Treatment of Croup
The cornerstone of croup treatment is a single dose of dexamethasone (0.15-0.60 mg/kg orally) for all children with croup, regardless of severity, along with nebulized epinephrine (0.5 ml/kg of 1:1000 solution) for moderate to severe cases. 1
Assessment of Severity
Before initiating treatment, assess croup severity using the Westley Croup Score:
| Severity | Score | Clinical Features |
|---|---|---|
| Mild | 0-2 | Barking cough, no stridor at rest |
| Moderate | 3-5 | Stridor at rest, some chest wall retractions |
| Severe | 6-11 | Significant stridor at rest, significant retractions, decreased air entry |
| Impending respiratory failure | ≥12 | Above plus cyanosis and altered consciousness |
Treatment Algorithm
For All Patients with Croup (Any Severity)
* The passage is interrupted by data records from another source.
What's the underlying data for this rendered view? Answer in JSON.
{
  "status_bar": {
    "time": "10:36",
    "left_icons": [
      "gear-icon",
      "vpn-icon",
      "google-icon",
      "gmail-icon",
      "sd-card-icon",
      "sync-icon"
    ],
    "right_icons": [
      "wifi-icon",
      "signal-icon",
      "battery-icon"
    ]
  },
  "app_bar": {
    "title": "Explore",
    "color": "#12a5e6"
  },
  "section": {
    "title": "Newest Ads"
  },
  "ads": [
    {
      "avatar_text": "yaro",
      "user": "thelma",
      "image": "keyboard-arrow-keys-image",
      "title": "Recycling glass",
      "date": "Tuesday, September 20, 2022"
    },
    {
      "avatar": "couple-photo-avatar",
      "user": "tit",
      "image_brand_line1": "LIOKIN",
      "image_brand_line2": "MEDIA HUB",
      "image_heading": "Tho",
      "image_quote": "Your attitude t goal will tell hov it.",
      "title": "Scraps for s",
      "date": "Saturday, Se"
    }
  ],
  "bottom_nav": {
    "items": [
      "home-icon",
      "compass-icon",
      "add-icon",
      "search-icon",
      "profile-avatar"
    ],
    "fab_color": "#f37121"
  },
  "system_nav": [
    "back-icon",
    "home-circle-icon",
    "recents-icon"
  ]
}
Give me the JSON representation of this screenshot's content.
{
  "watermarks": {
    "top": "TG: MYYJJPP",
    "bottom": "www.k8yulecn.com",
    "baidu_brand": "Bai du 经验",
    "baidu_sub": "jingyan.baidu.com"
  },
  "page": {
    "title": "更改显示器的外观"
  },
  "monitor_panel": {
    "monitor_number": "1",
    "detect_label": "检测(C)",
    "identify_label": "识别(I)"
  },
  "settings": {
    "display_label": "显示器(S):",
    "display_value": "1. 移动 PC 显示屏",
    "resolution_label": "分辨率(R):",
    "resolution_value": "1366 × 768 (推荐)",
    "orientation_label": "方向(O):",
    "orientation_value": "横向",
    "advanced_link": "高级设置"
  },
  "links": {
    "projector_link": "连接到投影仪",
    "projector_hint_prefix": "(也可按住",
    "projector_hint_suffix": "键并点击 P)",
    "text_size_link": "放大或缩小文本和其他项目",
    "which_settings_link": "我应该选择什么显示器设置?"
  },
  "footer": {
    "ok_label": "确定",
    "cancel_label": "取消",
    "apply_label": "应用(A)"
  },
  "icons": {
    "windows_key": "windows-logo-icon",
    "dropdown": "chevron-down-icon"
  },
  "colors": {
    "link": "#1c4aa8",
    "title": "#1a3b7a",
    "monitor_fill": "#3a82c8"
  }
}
- Corticosteroids: Administer dexamethasone 0.15-0.60 mg/kg as a single oral dose 1, 2
- This reduces inflammation and improves symptoms with high-quality evidence
- Effective even in mild cases
- Takes approximately 6 hours for full effect 3
For Moderate to Severe Croup (Additional Therapy)
Nebulized epinephrine: 0.5 ml/kg of 1:1000 solution 1
Oxygen therapy: Provide supplemental oxygen if saturation <92% 1
Heliox: Consider for severe cases to reduce work of breathing (low strength of evidence) 1
Supportive Care Measures
- Maintain a calm environment (agitation can worsen symptoms)
- Position child upright or in a comfortable position
- Ensure adequate hydration
- Control fever with appropriate antipyretics if needed
- Monitor respiratory rate, work of breathing, and oxygen saturation 1
Important note: While cool mist humidification is commonly used, evidence for its benefit is limited 1, 2
Discharge and Admission Criteria
Safe for Discharge When:
- Significant improvement in symptoms
- No stridor at rest after treatment
- Patient can tolerate oral fluids
- No repeated doses of epinephrine required
- Oxygen saturation ≥92% on room air 1
Consider Hospital Admission If:
- Oxygen saturation <92% or cyanosis
- Persistent significant respiratory distress after treatment
- Stridor at rest that persists after treatment
- Need for more than one dose of nebulized epinephrine
- Inability to tolerate oral fluids
- Toxic appearance 1
Common Pitfalls and Caveats
Misdiagnosis: Always consider differential diagnoses that may mimic croup:
Underdosing steroids: Using too low a dose of dexamethasone can be ineffective 3
Inadequate monitoring: After nebulized epinephrine, patients must be observed for at least 2 hours for rebound symptoms 3
Unnecessary testing: Laboratory studies, viral cultures, and rapid antigen testing have minimal impact on management and are not routinely recommended 5
Overreliance on humidification: Despite common practice, humidification therapy has not been proven beneficial 2
Most croup cases are mild and self-limiting, with only 1-8% requiring hospital admission and less than 3% of admitted patients needing intubation 2. However, prompt and appropriate treatment significantly reduces morbidity and improves outcomes for children with croup 6.